Apple: not so innocent
by John Kananghinis
For anyone who still laboured under even the slightest illusion that what one does in cyberspace/the cloud/the Internet is in anyway secure and private have a look under U2 in your iTunes library.
Apple dispelled any fanciful and naïve notion of online privacy with their September 9 mass release of the latest U2 album onto any device connected to iTunes.
Don’t get me wrong, I think Songs of Innocence is great, and so does my 13 year old. I also think it’s a very clever play by both Apple and U2. For all the noise from the professional chatterers and critics the fact remains that 33 million people listened to the new album in the first six days alone. Name another dinosaur band that can get that number of ears inside a week?
Apple acknowledges that sometimes they will do things that please some people and not please others, but in the end they are happy to have all as part of the ‘Apple Community’. Ultimately Apple used their platform to give us a gift. If we don’t like it we can just leave it in the proverbial sock draw along with all the other “Dad Day” contributions.
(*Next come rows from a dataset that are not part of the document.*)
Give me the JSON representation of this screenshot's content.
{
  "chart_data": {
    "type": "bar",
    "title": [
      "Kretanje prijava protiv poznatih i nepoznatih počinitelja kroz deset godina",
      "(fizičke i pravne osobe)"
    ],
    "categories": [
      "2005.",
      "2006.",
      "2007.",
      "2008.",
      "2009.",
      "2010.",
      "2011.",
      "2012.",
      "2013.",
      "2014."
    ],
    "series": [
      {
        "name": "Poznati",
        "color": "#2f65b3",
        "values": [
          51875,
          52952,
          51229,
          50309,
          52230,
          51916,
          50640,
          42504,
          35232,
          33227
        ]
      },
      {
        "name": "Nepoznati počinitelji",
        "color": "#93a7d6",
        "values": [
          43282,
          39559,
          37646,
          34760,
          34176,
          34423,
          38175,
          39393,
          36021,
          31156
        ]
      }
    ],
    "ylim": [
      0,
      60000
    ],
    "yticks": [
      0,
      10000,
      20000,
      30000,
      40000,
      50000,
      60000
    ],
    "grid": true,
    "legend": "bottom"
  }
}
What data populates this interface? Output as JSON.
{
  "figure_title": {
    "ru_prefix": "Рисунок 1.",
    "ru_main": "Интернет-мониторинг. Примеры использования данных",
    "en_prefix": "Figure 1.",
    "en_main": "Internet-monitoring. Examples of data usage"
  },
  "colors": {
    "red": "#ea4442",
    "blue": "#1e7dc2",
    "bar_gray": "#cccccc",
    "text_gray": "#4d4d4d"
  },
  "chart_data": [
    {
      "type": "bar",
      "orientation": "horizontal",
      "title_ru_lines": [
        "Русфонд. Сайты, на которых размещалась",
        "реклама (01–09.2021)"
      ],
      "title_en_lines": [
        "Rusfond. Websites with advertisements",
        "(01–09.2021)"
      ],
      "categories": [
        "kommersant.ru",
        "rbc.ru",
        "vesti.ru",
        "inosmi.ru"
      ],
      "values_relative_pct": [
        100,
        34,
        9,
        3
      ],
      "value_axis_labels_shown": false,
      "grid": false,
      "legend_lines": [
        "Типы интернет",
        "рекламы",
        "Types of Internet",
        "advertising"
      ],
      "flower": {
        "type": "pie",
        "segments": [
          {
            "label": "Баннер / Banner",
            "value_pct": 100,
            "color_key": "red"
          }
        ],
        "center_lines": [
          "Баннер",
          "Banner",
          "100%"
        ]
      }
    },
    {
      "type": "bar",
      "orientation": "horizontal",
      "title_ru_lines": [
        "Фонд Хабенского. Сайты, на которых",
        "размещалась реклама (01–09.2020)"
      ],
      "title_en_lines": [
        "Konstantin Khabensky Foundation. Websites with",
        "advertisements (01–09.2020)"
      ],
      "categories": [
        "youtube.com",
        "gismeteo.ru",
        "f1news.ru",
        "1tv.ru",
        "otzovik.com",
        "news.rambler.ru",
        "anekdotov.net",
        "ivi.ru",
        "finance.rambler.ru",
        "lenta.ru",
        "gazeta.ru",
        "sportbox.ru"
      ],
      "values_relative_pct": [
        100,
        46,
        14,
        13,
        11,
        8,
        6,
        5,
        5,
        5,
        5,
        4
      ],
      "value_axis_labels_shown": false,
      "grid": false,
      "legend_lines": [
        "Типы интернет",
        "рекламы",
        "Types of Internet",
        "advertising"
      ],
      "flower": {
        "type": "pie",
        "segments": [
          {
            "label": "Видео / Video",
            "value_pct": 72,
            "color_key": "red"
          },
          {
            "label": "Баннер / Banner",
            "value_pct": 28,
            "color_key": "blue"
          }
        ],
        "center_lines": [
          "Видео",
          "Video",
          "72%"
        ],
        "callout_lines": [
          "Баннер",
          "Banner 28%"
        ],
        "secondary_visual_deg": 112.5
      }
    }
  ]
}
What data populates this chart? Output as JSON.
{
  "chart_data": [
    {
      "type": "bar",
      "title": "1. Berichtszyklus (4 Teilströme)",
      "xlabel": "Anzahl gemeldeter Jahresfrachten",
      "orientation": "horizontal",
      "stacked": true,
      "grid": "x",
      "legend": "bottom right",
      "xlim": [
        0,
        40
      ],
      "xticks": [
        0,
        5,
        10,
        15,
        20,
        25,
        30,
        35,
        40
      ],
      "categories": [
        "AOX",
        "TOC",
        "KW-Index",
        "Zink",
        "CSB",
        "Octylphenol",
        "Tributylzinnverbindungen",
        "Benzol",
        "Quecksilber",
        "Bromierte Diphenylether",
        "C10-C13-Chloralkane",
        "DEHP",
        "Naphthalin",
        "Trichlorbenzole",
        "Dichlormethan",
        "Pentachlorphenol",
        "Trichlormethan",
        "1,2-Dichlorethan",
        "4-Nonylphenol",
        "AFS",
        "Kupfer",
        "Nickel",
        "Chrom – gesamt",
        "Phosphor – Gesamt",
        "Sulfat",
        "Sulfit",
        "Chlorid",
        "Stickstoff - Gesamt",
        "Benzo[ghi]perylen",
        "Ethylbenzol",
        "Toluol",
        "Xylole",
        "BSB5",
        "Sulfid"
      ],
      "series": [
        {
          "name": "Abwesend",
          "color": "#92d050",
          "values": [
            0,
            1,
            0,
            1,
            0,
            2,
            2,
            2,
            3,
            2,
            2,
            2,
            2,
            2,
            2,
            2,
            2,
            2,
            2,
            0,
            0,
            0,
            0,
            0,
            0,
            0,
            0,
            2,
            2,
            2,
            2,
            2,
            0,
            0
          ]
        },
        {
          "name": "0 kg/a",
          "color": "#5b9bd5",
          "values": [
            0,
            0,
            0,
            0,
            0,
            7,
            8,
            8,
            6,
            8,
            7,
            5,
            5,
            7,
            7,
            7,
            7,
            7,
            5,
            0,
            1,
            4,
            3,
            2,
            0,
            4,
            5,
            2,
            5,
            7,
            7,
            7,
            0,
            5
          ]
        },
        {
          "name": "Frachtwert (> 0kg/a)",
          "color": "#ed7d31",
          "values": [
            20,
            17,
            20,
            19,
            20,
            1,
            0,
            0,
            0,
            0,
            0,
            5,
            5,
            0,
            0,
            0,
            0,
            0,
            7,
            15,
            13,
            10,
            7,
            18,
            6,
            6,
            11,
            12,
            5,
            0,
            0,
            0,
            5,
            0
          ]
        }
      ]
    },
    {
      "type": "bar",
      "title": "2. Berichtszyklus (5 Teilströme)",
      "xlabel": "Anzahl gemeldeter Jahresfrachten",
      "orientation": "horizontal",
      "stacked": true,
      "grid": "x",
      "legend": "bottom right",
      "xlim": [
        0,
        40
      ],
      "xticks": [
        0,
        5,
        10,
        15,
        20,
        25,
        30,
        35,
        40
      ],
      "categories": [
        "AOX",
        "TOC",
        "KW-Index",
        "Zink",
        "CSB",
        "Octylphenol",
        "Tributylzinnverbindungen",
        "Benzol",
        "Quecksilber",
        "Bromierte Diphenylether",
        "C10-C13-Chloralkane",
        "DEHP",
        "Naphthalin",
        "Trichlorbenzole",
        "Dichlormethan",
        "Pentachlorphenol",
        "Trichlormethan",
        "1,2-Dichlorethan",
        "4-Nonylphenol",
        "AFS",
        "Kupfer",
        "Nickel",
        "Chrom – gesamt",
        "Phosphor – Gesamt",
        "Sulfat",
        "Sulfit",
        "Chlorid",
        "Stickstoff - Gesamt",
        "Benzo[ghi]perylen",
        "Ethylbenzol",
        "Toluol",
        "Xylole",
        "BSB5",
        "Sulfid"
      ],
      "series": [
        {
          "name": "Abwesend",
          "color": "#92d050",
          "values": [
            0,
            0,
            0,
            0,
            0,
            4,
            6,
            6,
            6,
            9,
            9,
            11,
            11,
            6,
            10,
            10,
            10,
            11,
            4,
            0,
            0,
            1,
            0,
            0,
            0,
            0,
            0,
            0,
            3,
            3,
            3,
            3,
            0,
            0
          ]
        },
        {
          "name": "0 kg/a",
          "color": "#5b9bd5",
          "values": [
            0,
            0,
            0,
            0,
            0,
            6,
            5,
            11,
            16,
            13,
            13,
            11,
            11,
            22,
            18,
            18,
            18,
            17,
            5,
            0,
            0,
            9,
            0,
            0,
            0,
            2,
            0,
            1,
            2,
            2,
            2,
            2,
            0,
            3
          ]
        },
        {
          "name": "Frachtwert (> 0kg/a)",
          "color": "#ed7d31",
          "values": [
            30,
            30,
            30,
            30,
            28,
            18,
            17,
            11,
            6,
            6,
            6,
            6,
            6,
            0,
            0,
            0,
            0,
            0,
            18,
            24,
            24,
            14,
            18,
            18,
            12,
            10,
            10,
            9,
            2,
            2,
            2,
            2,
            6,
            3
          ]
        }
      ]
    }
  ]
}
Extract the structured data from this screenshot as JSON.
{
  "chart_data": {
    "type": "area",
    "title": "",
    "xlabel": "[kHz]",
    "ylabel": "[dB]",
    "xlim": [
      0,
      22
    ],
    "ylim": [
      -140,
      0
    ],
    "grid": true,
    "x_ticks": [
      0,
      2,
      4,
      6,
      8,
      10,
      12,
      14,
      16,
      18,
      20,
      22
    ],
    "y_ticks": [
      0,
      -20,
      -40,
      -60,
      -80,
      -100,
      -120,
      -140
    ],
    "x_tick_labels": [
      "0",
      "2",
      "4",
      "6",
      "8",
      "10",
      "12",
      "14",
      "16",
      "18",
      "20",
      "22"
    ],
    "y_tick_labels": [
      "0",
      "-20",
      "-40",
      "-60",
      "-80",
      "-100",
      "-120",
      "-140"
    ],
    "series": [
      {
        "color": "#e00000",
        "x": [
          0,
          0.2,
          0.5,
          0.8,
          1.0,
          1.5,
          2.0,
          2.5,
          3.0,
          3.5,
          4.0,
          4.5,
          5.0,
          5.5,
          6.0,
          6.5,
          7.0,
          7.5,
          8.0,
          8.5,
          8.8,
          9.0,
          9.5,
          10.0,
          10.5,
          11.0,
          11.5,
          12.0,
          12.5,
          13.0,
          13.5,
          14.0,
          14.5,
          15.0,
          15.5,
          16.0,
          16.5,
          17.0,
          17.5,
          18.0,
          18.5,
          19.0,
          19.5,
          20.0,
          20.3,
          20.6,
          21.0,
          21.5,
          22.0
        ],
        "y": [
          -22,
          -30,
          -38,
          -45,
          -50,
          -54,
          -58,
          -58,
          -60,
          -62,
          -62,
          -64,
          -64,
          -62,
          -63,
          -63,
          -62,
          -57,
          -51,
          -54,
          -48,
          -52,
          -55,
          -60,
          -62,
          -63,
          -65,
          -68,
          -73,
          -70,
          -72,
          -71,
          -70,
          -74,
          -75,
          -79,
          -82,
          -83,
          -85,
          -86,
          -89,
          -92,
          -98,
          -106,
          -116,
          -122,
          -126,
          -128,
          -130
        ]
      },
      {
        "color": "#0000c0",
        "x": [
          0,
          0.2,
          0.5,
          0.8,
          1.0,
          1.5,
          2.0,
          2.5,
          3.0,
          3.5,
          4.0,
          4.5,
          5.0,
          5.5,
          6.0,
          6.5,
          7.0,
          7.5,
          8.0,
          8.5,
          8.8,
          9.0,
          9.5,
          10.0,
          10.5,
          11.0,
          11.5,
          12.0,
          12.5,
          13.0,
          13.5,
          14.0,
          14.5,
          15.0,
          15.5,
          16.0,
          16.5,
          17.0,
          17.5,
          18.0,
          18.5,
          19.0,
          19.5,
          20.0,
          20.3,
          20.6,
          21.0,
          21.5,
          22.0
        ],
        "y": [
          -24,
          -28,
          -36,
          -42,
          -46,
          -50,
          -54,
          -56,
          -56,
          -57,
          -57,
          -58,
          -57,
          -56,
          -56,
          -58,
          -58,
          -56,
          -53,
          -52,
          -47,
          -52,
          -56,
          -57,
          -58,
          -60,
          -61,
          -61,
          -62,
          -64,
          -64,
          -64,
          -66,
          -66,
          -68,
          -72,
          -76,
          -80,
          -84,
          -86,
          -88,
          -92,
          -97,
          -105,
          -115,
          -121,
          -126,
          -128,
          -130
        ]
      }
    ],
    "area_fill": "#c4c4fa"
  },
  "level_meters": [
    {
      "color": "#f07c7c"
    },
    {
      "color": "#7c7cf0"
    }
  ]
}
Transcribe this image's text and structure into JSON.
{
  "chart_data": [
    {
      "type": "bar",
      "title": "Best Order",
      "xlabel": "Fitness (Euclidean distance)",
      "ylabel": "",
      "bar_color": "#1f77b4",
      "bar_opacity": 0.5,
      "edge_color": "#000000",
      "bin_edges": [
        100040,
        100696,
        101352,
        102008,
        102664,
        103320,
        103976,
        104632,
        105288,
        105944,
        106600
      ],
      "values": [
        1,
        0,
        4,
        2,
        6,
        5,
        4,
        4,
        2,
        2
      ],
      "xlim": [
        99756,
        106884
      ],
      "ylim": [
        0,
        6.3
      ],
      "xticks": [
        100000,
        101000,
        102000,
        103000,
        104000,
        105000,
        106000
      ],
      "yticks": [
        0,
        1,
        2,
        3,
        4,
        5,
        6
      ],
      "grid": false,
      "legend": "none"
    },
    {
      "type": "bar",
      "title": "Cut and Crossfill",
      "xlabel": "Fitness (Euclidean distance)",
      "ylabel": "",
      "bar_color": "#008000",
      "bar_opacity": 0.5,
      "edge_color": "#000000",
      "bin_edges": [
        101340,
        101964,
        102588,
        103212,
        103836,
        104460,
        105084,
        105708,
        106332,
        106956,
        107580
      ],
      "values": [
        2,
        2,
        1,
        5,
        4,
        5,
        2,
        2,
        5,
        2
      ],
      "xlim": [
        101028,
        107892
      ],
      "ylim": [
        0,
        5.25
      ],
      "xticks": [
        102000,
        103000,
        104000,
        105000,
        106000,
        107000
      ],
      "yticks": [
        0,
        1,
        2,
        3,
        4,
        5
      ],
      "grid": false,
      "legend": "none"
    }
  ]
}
The important lesson here is that anything online is in a communal space that is controlled by those who set up the community be it Apple, Google or Microsoft. The communal online space is also open to anyone whom they allow access to, or those who can hack their way in.
Apple CEO Tim Cook recently differentiated the Apple business model from that of Google, Facebook and others, by saying: “A few years ago, users of Internet services began to realise that when an online service is free, you’re not the customer, you are the product. Our business model is very straightforward: We sell great products. We don’t build a profile based on your email content or web browsing habits to sell to advertisers. We don’t “monetise” the information you store on your iPhone or in iCloud. If you want stuff to be private it needs to be private.”
An important distinction, but none-the-less, it is Apple’s ecosystem and not your private space. In the commercial world nothing can be truly for free, not if it is to be sustainable.
Certainly something to think about when next conducting your online/social media activities.